Editorials

Project Veritas’ undercover videos and lies have no place in Missouri Senate race

A right-wing group called Project Veritas Action has released an undercover videotape of Sen. Claire McCaskill and her campaign staff, claiming it reveals misstatements by the Missouri Democrat and supporters.

The tape is worthless. It reveals nothing voters do not know, or assume, about any candidate for office. Voters should ignore it.

More concerning is the use of undercover video to capture this nonsense. While all the facts remain unclear, an activist posing as an intern apparently infiltrated McCaskill’s office to capture the images and audio.

So we’re clear: Project Veritas Action began its work by lying, directly and unequivocally. It might be prosecutable fraud. No candidate should endorse this kind of activity.
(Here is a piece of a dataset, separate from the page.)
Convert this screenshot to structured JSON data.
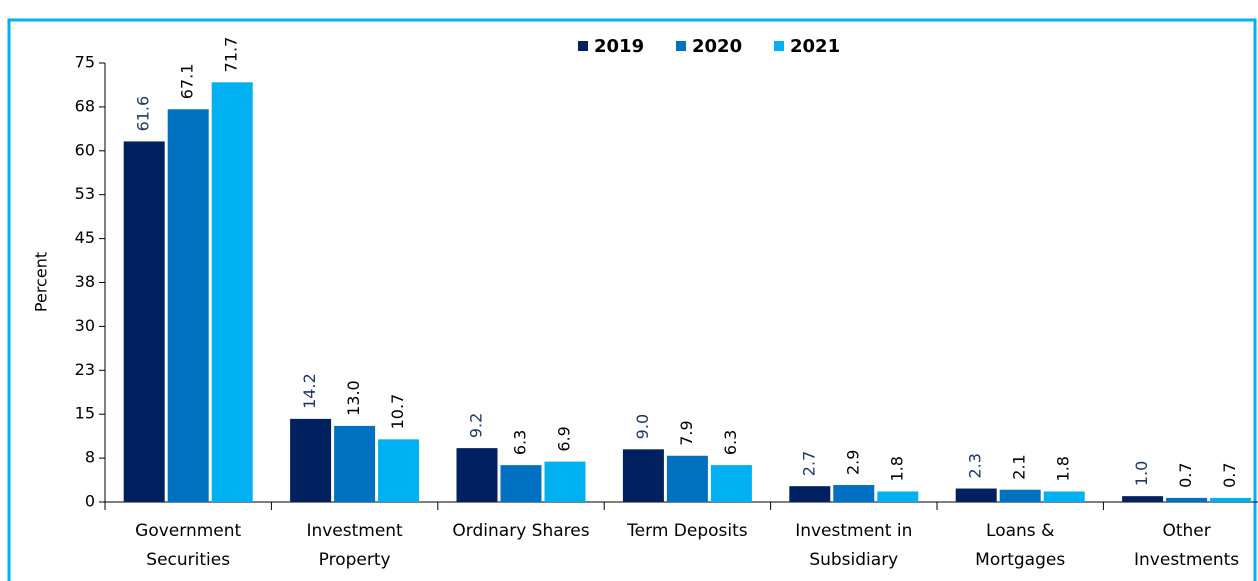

It also violates the ethics policies of every reputable news organization. “Deception is a form of lying and is to be avoided in news-gathering,” The Star’s ethics policy states.

“People being interviewed for news stories should know they are speaking to a reporter and their comments may be published,” our policy says. “Using deception to gather news, whether by lying or misrepresentation, is inappropriate under virtually all circumstances.”

Hidden-camera exposés are more common in television news. Except in the most unusual circumstances, they are equally objectionable.

We’re uncomfortable with tapes of candidates collected surreptitiously, then aired publicly. That includes Mitt Romney’s “47 percent” comment at a fundraiser and Barack Obama’s “bitter” comments also recorded secretly. In both cases, though, there’s no indication the renegade tapers lied to gain access to the room, as is apparently the case in Missouri.

The Project Veritas Action videotape is far from compelling or useful in any way. We have no way of gauging the group’s editing practices, or whether the quotes were used out of context.

The tape purports to show financial backing from McCaskill donors who support abortion rights. That is hardly breaking news.

It suggests candidates sometimes tone down their rhetoric to attract moderate voters. That practice is as old as politics. Josh Hawley repeatedly suggests he supports health care coverage for patients with pre-existing conditions. That misleading rhetoric is meant to attract moderate voters as well.

Project Veritas insists there is no link between the Hawley campaign and the videotapes. Perhaps. But the publication of the tapes reflects a desperation from right-wing provocateurs who appear worried Hawley’s election is jeopardy.

Why else would you lie to gain access to McCaskill’s campaign, then release misleading videos just a couple weeks before the election?

In the tapes, Project Veritas uses the word “journalist” to describe its undercover operative. In a second video, posted online, founder James O’Keefe defends the work and criticizes McCaskill’s reaction to it.

“What is lying to the voters?” he asks. “What is that called?”

Missourians know the answer, and it isn’t journalism. It’s called Project Veritas Action.